I am a bit confused about how to proceed from here in the case where the Minkowski bound is $\geq 2$ and primes have to be checked.

So one can determine whether $p$ splits in $F$, ramifies in $F$ or remains prime, for each prime $p$. How is this information used to compute the ideal class group $C_F$ and corresponding class number?

An illustrative example would be greatly appreciated.

Best Answer

Hopefully this will still be useful to you, or to someone in the future with a similar problem.

You have a number field $F$ and you want to find its ideal class group $C_F$. By Minkowski Bound Theorem every ideal class is represented by an ideal $I$ of norm $N(I) \leq c$ where $c$ is the Minkowski constant. So in order to find the elements of the class group, we need to find ideals of small norm in $O_F$.
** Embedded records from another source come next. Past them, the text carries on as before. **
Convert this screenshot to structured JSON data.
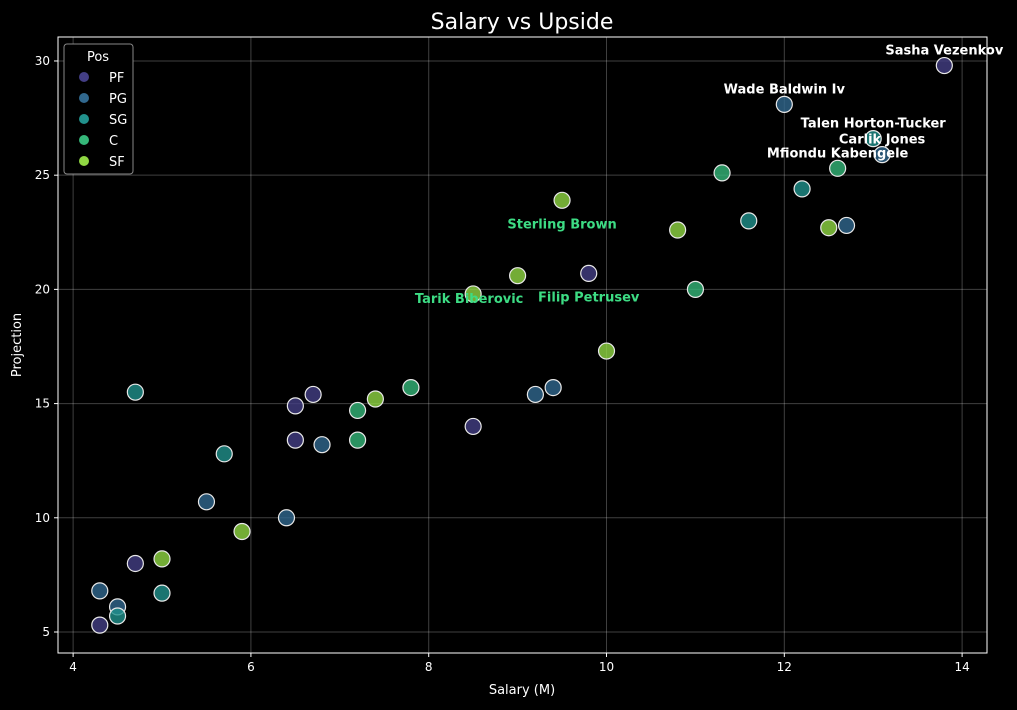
{
  "chart_data": {
    "type": "scatter",
    "title": "Salary vs Upside",
    "xlabel": "Salary (M)",
    "ylabel": "Projection",
    "xlim": [
      3.83,
      14.28
    ],
    "ylim": [
      4.08,
      31.05
    ],
    "xticks": [
      4,
      6,
      8,
      10,
      12,
      14
    ],
    "yticks": [
      5,
      10,
      15,
      20,
      25,
      30
    ],
    "grid": true,
    "legend": {
      "title": "Pos",
      "placement": "top-left"
    },
    "series": [
      {
        "name": "PF",
        "color": "#433e85",
        "points": [
          [
            4.3,
            5.3
          ],
          [
            4.7,
            8.0
          ],
          [
            6.5,
            14.9
          ],
          [
            6.7,
            15.4
          ],
          [
            6.5,
            13.4
          ],
          [
            8.5,
            14.0
          ],
          [
            9.8,
            20.7
          ],
          [
            13.8,
            29.8
          ]
        ]
      },
      {
        "name": "PG",
        "color": "#31688e",
        "points": [
          [
            4.3,
            6.8
          ],
          [
            4.5,
            6.1
          ],
          [
            5.5,
            10.7
          ],
          [
            6.4,
            10.0
          ],
          [
            6.8,
            13.2
          ],
          [
            9.2,
            15.4
          ],
          [
            9.4,
            15.7
          ],
          [
            12.0,
            28.1
          ],
          [
            12.7,
            22.8
          ],
          [
            13.1,
            25.9
          ]
        ]
      },
      {
        "name": "SG",
        "color": "#21918c",
        "points": [
          [
            4.5,
            5.7
          ],
          [
            4.7,
            15.5
          ],
          [
            5.0,
            6.7
          ],
          [
            5.7,
            12.8
          ],
          [
            11.6,
            23.0
          ],
          [
            12.2,
            24.4
          ],
          [
            13.0,
            26.6
          ]
        ]
      },
      {
        "name": "C",
        "color": "#35b779",
        "points": [
          [
            7.2,
            14.7
          ],
          [
            7.2,
            13.4
          ],
          [
            7.8,
            15.7
          ],
          [
            11.0,
            20.0
          ],
          [
            11.3,
            25.1
          ],
          [
            12.6,
            25.3
          ]
        ]
      },
      {
        "name": "SF",
        "color": "#90d743",
        "points": [
          [
            5.0,
            8.2
          ],
          [
            5.9,
            9.4
          ],
          [
            7.4,
            15.2
          ],
          [
            8.5,
            19.8
          ],
          [
            9.0,
            20.6
          ],
          [
            9.5,
            23.9
          ],
          [
            10.0,
            17.3
          ],
          [
            10.8,
            22.6
          ],
          [
            12.5,
            22.7
          ]
        ]
      }
    ],
    "annotations": [
      {
        "text": "Sasha Vezenkov",
        "x": 13.8,
        "y": 29.8,
        "kind": "top",
        "color": "#ffffff"
      },
      {
        "text": "Wade Baldwin Iv",
        "x": 12.0,
        "y": 28.1,
        "kind": "top",
        "color": "#ffffff"
      },
      {
        "text": "Talen Horton-Tucker",
        "x": 13.0,
        "y": 26.6,
        "kind": "top",
        "color": "#ffffff"
      },
      {
        "text": "Carlik Jones",
        "x": 13.1,
        "y": 25.9,
        "kind": "top",
        "color": "#ffffff"
      },
      {
        "text": "Mfiondu Kabengele",
        "x": 12.6,
        "y": 25.3,
        "kind": "top",
        "color": "#ffffff"
      },
      {
        "text": "Sterling Brown",
        "x": 9.5,
        "y": 23.9,
        "kind": "value",
        "color": "#3ddc84"
      },
      {
        "text": "Filip Petrusev",
        "x": 9.8,
        "y": 20.7,
        "kind": "value",
        "color": "#3ddc84"
      },
      {
        "text": "Tarik Biberovic",
        "x": 8.5,
        "y": 19.8,
        "kind": "value",
        "color": "#3ddc84"
      }
    ]
  }
}
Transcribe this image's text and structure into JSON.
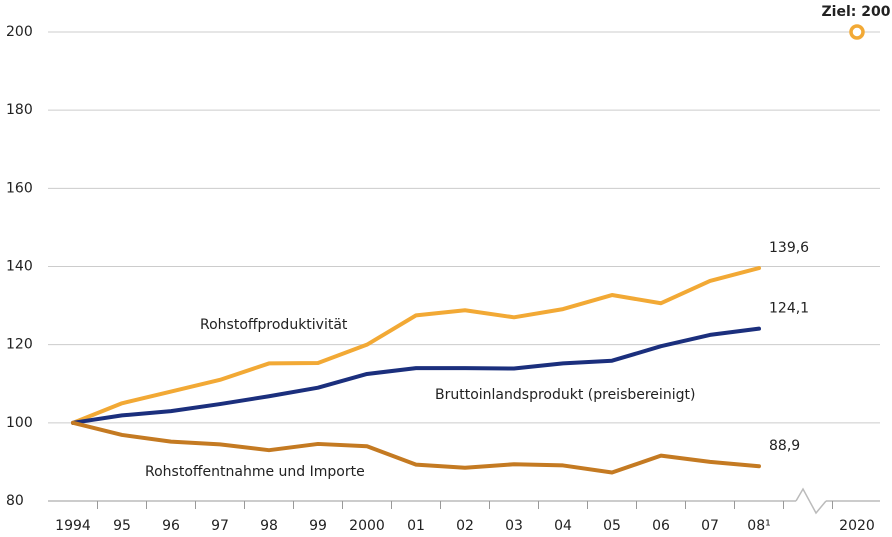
{
  "chart_data": {
    "type": "line",
    "categories": [
      "1994",
      "95",
      "96",
      "97",
      "98",
      "99",
      "2000",
      "01",
      "02",
      "03",
      "04",
      "05",
      "06",
      "07",
      "08¹",
      null,
      "2020"
    ],
    "series": [
      {
        "name": "Rohstoffproduktivität",
        "color": "#f2a935",
        "values": [
          100,
          105,
          108,
          111,
          115.2,
          115.3,
          120,
          127.5,
          128.8,
          127,
          129.1,
          132.7,
          130.6,
          136.3,
          139.6,
          null,
          null
        ],
        "value_labels": [
          null,
          null,
          null,
          null,
          null,
          null,
          null,
          null,
          null,
          null,
          null,
          null,
          null,
          null,
          "139,6",
          null,
          null
        ]
      },
      {
        "name": "Bruttoinlandsprodukt (preisbereinigt)",
        "color": "#1b2f7d",
        "values": [
          100,
          101.9,
          103,
          104.8,
          106.8,
          109,
          112.5,
          114,
          114,
          113.9,
          115.2,
          115.9,
          119.6,
          122.5,
          124.1,
          null,
          null
        ],
        "value_labels": [
          null,
          null,
          null,
          null,
          null,
          null,
          null,
          null,
          null,
          null,
          null,
          null,
          null,
          null,
          "124,1",
          null,
          null
        ]
      },
      {
        "name": "Rohstoffentnahme und Importe",
        "color": "#c47a22",
        "values": [
          100,
          96.9,
          95.2,
          94.5,
          93,
          94.6,
          94,
          89.3,
          88.5,
          89.4,
          89.1,
          87.3,
          91.6,
          90,
          88.9,
          null,
          null
        ],
        "value_labels": [
          null,
          null,
          null,
          null,
          null,
          null,
          null,
          null,
          null,
          null,
          null,
          null,
          null,
          null,
          "88,9",
          null,
          null
        ]
      }
    ],
    "annotations": [
      {
        "text": "Ziel: 200",
        "x": "2020",
        "y": 200,
        "color": "#f2a935"
      }
    ],
    "ylim": [
      80,
      205
    ],
    "yticks": [
      80,
      100,
      120,
      140,
      160,
      180,
      200
    ],
    "grid": true
  }
}
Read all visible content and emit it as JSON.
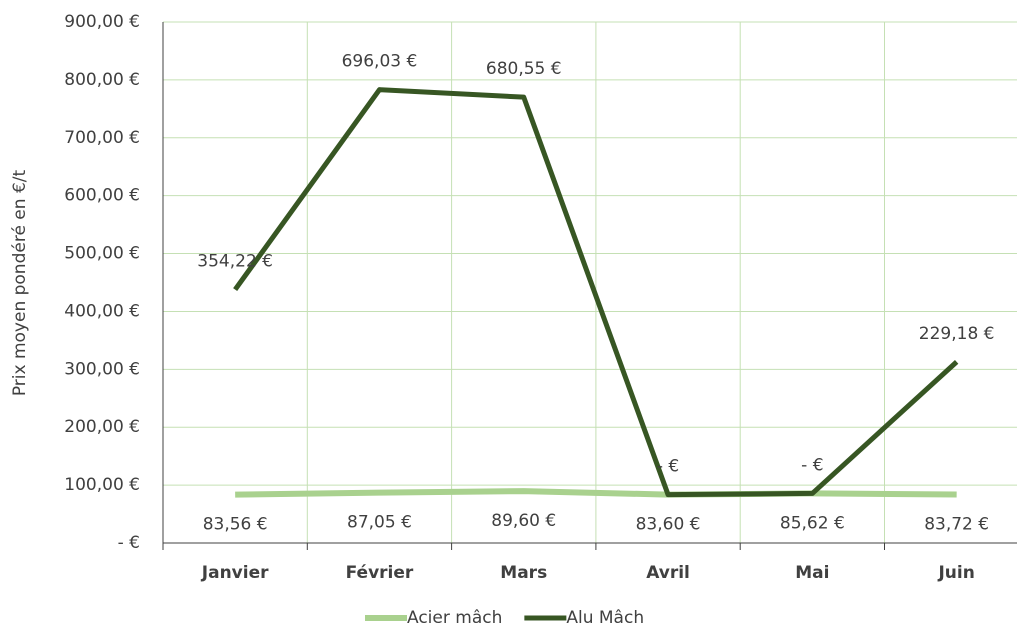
{
  "chart_data": {
    "type": "line",
    "stacked": true,
    "y_label": "Prix moyen pondéré en €/t",
    "categories": [
      "Janvier",
      "Février",
      "Mars",
      "Avril",
      "Mai",
      "Juin"
    ],
    "series": [
      {
        "name": "Acier mâch",
        "color": "#a9d18e",
        "values": [
          83.56,
          87.05,
          89.6,
          83.6,
          85.62,
          83.72
        ],
        "value_labels": [
          "83,56  €",
          "87,05  €",
          "89,60  €",
          "83,60  €",
          "85,62  €",
          "83,72  €"
        ]
      },
      {
        "name": "Alu Mâch",
        "color": "#375623",
        "values": [
          354.22,
          696.03,
          680.55,
          0,
          0,
          229.18
        ],
        "value_labels": [
          "354,22  €",
          "696,03  €",
          "680,55  €",
          "-    €",
          "-    €",
          "229,18  €"
        ]
      }
    ],
    "ylim": [
      0,
      900
    ],
    "yticks": [
      {
        "value": 0,
        "label": "-    €"
      },
      {
        "value": 100,
        "label": "100,00  €"
      },
      {
        "value": 200,
        "label": "200,00  €"
      },
      {
        "value": 300,
        "label": "300,00  €"
      },
      {
        "value": 400,
        "label": "400,00  €"
      },
      {
        "value": 500,
        "label": "500,00  €"
      },
      {
        "value": 600,
        "label": "600,00  €"
      },
      {
        "value": 700,
        "label": "700,00  €"
      },
      {
        "value": 800,
        "label": "800,00  €"
      },
      {
        "value": 900,
        "label": "900,00  €"
      }
    ],
    "grid": true,
    "legend": "bottom"
  }
}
There is a very important fact about ideals in rings of integers: $N(I) \in I$, so $I \mid (N(I))$. Now $N(I)$ is a natural number and can be factorised in the product of rational primes. So if we can factorise into primes all ideals $(p)$ with $p \leq c$, we will be able to find all ideals of small norm as their factors.

(Indeed prime and maximal ideals in Dedekind domains coincide.)


This is perhaps best illustrated by an example. Let $F=\mathbb{Q}(\sqrt{26})$. Then $O_F= \mathbb{Z}[\sqrt{26}]$, $n=2$, $r_2=0$ and $d_F=4\cdot 26 = 104$. The Minkowski bound is $c=\sqrt{26}<6$, so we need to find all prime ideals of norms $\leq 5$.

By Dedekind's Theorem for primes $2,3$ and $5$, we see that they factorise as

$(2) = (2, \sqrt{26})^2 =: P_2^2$ is a product of two prime ideals of norm $2$.

$(3)$ remains prime, so it has norm $9$, which is too large for our interest (ie the Minkowski Bound tells us that the same class is also represented by some ideal of smaller norm).

$(5)= (5, 1+\sqrt{26})(5, -1+\sqrt{26}) =: P_5 \cdot P_5'$ is a product of two distinct prime ideals of norm $5$.

Therefore, all ideals of norm $\leq 5$ in $O_F$ are $P_2, P_5$ and $P_5'$ and the ideal class group is generated by their classes $[P_2]$, $[P_5]$ and $[P_5']$. We have some relations between these already: $[P_5]$ and $[P_5']$ are inverses (because their product is a principal ideal) and $[P_2]$ has order $2$. Then we also observe that $(6-\sqrt{26})=P_2 \cdot P_5$ and so $[P_2] \cdot [P_5] = 1$ too and so $[P_2]=[P_5]=[P_5']$. After checking that the ideal $P_2$ is not principal, this means that the ideal class group has order $2$.


I hope this example was helpful and I'm happy to answer any further questions you may have.